In the last posts, I looked at the feedback theory basics and at how it applies to an opamp in both inverting and non-inverting configuration.

No amplifier can have a constant gain over an infinite bandwidth, as that would require infinite power. Any real amplifier's gain sooner or later goes down as the frequency goes up. For example, for most opamps designed in the past 50 years, their open loop gain (that without any feedback applied) starts going down at 100Hz or less:

The open loop gain Aol keeps going all the way down to unity (0dB) at a rate 20 dB/decade. At the same time, the phase (dashed line) at the output starts lagging that at the input (the opamp has a pole):

Eventually, the lag reaches (almost) 90 degrees. (Should there be more poles, each would add its own 20 dB/decade decline to the gain and up to 90 degrees phase shift. For now, I am going to look at just one pole.)

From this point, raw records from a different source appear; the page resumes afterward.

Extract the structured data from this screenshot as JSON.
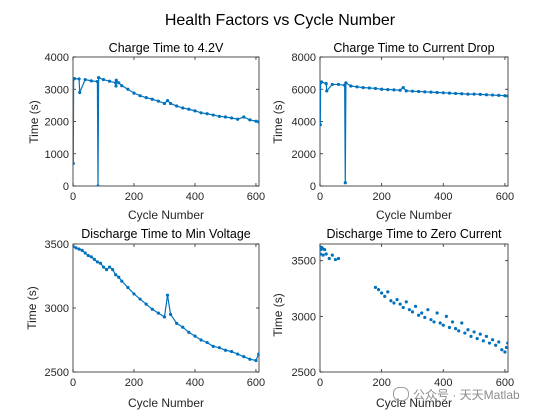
{
  "figure": {
    "title": "Health Factors vs Cycle Number",
    "watermark": "公众号 · 天天Matlab",
    "line_color": "#0072BD"
  },
  "chart_data": [
    {
      "type": "line",
      "title": "Charge Time to 4.2V",
      "xlabel": "Cycle Number",
      "ylabel": "Time (s)",
      "xlim": [
        0,
        610
      ],
      "ylim": [
        0,
        4000
      ],
      "xticks": [
        0,
        200,
        400,
        600
      ],
      "yticks": [
        0,
        1000,
        2000,
        3000,
        4000
      ],
      "series": [
        {
          "marker": "dot-line",
          "x": [
            1,
            2,
            5,
            20,
            22,
            40,
            60,
            80,
            82,
            84,
            100,
            120,
            140,
            141,
            142,
            150,
            160,
            180,
            200,
            220,
            240,
            260,
            280,
            300,
            310,
            320,
            340,
            360,
            380,
            400,
            420,
            440,
            460,
            480,
            500,
            520,
            540,
            560,
            580,
            600,
            609
          ],
          "y": [
            700,
            3320,
            3330,
            3320,
            2900,
            3300,
            3260,
            3240,
            0,
            3360,
            3300,
            3250,
            3200,
            3100,
            3280,
            3200,
            3110,
            3000,
            2880,
            2800,
            2740,
            2690,
            2630,
            2560,
            2650,
            2560,
            2480,
            2420,
            2380,
            2330,
            2270,
            2240,
            2200,
            2160,
            2140,
            2110,
            2070,
            2140,
            2050,
            2010,
            1990
          ]
        }
      ]
    },
    {
      "type": "line",
      "title": "Charge Time to Current Drop",
      "xlabel": "Cycle Number",
      "ylabel": "Time (s)",
      "xlim": [
        0,
        610
      ],
      "ylim": [
        0,
        8000
      ],
      "xticks": [
        0,
        200,
        400,
        600
      ],
      "yticks": [
        0,
        2000,
        4000,
        6000,
        8000
      ],
      "series": [
        {
          "marker": "dot-line",
          "x": [
            1,
            2,
            5,
            20,
            22,
            40,
            60,
            80,
            82,
            84,
            100,
            120,
            140,
            160,
            180,
            200,
            220,
            240,
            260,
            270,
            280,
            300,
            320,
            340,
            360,
            380,
            400,
            420,
            440,
            460,
            480,
            500,
            520,
            540,
            560,
            580,
            600,
            609
          ],
          "y": [
            3800,
            6400,
            6450,
            6350,
            5900,
            6300,
            6300,
            6250,
            200,
            6400,
            6200,
            6150,
            6100,
            6080,
            6050,
            6000,
            5980,
            5960,
            5940,
            6100,
            5900,
            5880,
            5860,
            5840,
            5820,
            5800,
            5780,
            5760,
            5740,
            5720,
            5700,
            5700,
            5680,
            5660,
            5640,
            5620,
            5600,
            5580
          ]
        }
      ]
    },
    {
      "type": "scatter",
      "title": "Discharge Time to Min Voltage",
      "xlabel": "Cycle Number",
      "ylabel": "Time (s)",
      "xlim": [
        0,
        610
      ],
      "ylim": [
        2500,
        3500
      ],
      "xticks": [
        0,
        200,
        400,
        600
      ],
      "yticks": [
        2500,
        3000,
        3500
      ],
      "series": [
        {
          "marker": "dot-line",
          "x": [
            1,
            10,
            20,
            30,
            40,
            50,
            60,
            70,
            80,
            90,
            100,
            110,
            120,
            130,
            140,
            150,
            160,
            180,
            200,
            220,
            240,
            260,
            280,
            300,
            310,
            320,
            340,
            360,
            380,
            400,
            420,
            440,
            460,
            480,
            500,
            520,
            540,
            560,
            580,
            600,
            609
          ],
          "y": [
            3480,
            3470,
            3460,
            3450,
            3430,
            3410,
            3400,
            3380,
            3360,
            3350,
            3320,
            3300,
            3320,
            3300,
            3260,
            3240,
            3210,
            3160,
            3110,
            3070,
            3030,
            2990,
            2960,
            2930,
            3100,
            2950,
            2880,
            2850,
            2810,
            2780,
            2750,
            2730,
            2700,
            2690,
            2670,
            2660,
            2640,
            2620,
            2600,
            2590,
            2640
          ]
        }
      ]
    },
    {
      "type": "scatter",
      "title": "Discharge Time to Zero Current",
      "xlabel": "Cycle Number",
      "ylabel": "Time (s)",
      "xlim": [
        0,
        610
      ],
      "ylim": [
        2500,
        3650
      ],
      "xticks": [
        0,
        200,
        400,
        600
      ],
      "yticks": [
        2500,
        3000,
        3500
      ],
      "series": [
        {
          "marker": "dot",
          "x": [
            1,
            3,
            5,
            8,
            10,
            15,
            20,
            30,
            40,
            50,
            60,
            180,
            190,
            200,
            210,
            220,
            230,
            240,
            250,
            260,
            270,
            280,
            290,
            300,
            310,
            320,
            330,
            340,
            350,
            360,
            370,
            380,
            390,
            400,
            410,
            420,
            430,
            440,
            450,
            460,
            470,
            480,
            490,
            500,
            510,
            520,
            530,
            540,
            550,
            560,
            570,
            580,
            590,
            600,
            605,
            609
          ],
          "y": [
            3560,
            3600,
            3620,
            3610,
            3550,
            3600,
            3560,
            3520,
            3550,
            3510,
            3520,
            3260,
            3240,
            3210,
            3180,
            3220,
            3140,
            3120,
            3150,
            3110,
            3080,
            3130,
            3060,
            3040,
            3090,
            3010,
            3030,
            2990,
            3060,
            2970,
            2950,
            3030,
            2940,
            2920,
            3000,
            2900,
            2950,
            2890,
            2870,
            2940,
            2850,
            2880,
            2820,
            2860,
            2800,
            2840,
            2780,
            2820,
            2760,
            2790,
            2740,
            2770,
            2700,
            2680,
            2720,
            2760
          ]
        }
      ]
    }
  ]
}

If such an opamp is connected to a feedback network (a resistor voltage divider) with gain 1/10:

setting the closed loop gain Acl=1/B at x10, or 20 dB, the error transfer function ETF and signal transfer function STF become frequency dependent:

At low frequencies, the magnitude of STF is 20dB, and the phase is constant - feedback stabilizes the gain of the opamp. The magnitude of ETF is -80dB (in this example), that is, any distortion that the opamp may generate will be reduced by a factor of 10,000. As frequency goes up, however, the open-loop gain Acl falls, and ETF grows. At 20kHz, ETF is only -27dB, so the distortion is reduced by only 20 times.

Loop gain LG is the product of open loop gain Acl and feedback network gain B, which is the same at the ratio of Acl and 1/B and, on the log plot, is simply the vertical distance between Acl and 1/B curves. The point where Acl meets 1/B is the crossover point - the loop gain become unity (0 dB), and feedback ceases to stabilize the STF and correct any distortion:

For large loop gains, ETF is approximately equal to loop gain, so commonly, it is the loop gain and not the ETF that is considered the measure of feedback's power to correct distortion. The more loop gain, the more distortion is reduced by feedback.

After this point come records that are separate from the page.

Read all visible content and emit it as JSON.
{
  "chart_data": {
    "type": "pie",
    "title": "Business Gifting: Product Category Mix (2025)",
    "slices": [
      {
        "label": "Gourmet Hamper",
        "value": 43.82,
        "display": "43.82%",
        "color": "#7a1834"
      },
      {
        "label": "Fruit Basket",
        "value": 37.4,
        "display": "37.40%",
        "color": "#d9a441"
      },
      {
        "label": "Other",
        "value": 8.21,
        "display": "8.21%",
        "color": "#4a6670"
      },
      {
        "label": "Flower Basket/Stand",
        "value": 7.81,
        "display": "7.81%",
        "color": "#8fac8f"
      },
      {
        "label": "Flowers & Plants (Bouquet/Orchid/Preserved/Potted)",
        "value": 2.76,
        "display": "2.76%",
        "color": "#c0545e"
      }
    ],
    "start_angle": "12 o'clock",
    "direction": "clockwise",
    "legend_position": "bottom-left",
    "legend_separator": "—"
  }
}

Loop gain falling with frequency shifts the spectrum of uncorrected distortion to higher frequencies, which creates a peculiar sonic signature - the bass, largely unaffected by distortion, become incredibly powerful and "tight", which is frequently attributed to the low damping factor or massive power supply of the audio amplifier.

There is an opinion, not scientific but useful, that, in case an amplifier has insufficient loop gain to correct distortion, it is sonically better to have loop gain, and thus distortion, approximately equal across audio range of frequencies, rather than allow loop gain to fall, and distortion to grow, with frequency as above.